Concentration of notable siderophores from A. vinelandii under diazotrophic growth with different sources and availability of Fe. Growth was monitored by optical density at 620 nm (OD₆₂₀). * and ** indicate new A. vinelandii siderophores identified in this study. Double asterisks represent azotobactin derivatives based on MS/MS fragmentation patterns as shown in Fig. 3. Relative standard deviations were <3.5% for the vibrioferrins and the major catechol siderophores based on replicate analyses of a representative spent medium “standard.” The remaining siderophores were measured with slightly larger standard deviations (<10% for siderophore concentrations above 0.5 μM and <20% for lower concentrations).

FIG 6

Occurrence of vibrioferrin biosynthetic genes (pvs) in bacteria from diverse phyla, environments, and lifestyles.
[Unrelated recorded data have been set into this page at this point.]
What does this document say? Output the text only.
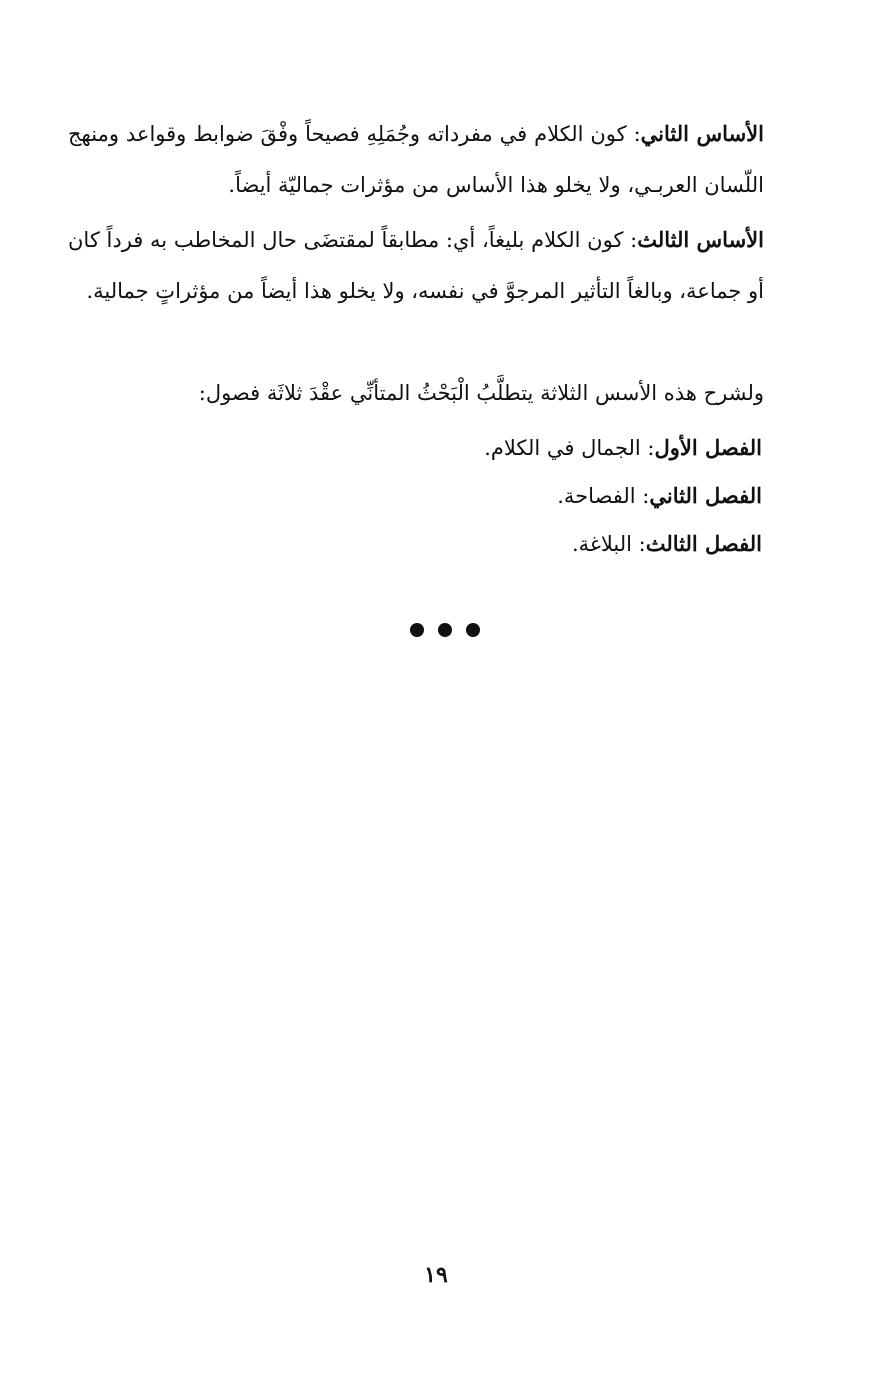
الأساس الثاني: كون الكلام في مفرداته وجُمَلِهِ فصيحاً وفْقَ ضوابط وقواعد ومنهج اللّسان العربـي، ولا يخلو هذا الأساس من مؤثرات جماليّة أيضاً.

الأساس الثالث: كون الكلام بليغاً، أي: مطابقاً لمقتضَى حال المخاطب به فرداً كان أو جماعة، وبالغاً التأثير المرجوَّ في نفسه، ولا يخلو هذا أيضاً من مؤثراتٍ جمالية.

ولشرح هذه الأسس الثلاثة يتطلَّبُ الْبَحْثُ المتأنِّي عقْدَ ثلاثَة فصول:

الفصل الأول: الجمال في الكلام.
الفصل الثاني: الفصاحة.
الفصل الثالث: البلاغة.
١٩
Information on gene loci is displayed below each arrow. GenBank accession numbers for genomes shown (in order) are BA000032.2, CP006265.1, CP005094.1, CP010415.1, CP003057.1, CP000744.1, CP006664.1, CP000316.1, AY305378.1, CP001114.1, and BA000030.3. *, aldolase has been shown to be citrate synthase in Staphylococcus production of staphyloferrin B (60).

FIG 7

Proposed biosynthesis for A. vinelandii siderophores. (A) Mining of the A. vinelandii strain CA genome data suggests that two NRPS clusters are involved in catechol siderophore production. (B) Proposed biosynthesis pathway for monocatechol siderophores. (C) Proposed biosynthesis for bis- and tris-catechol siderophores. Bold text indicates previously characterized catechols. Dashed lines indicate pathways for derivatives identified in this study (Fig. 4).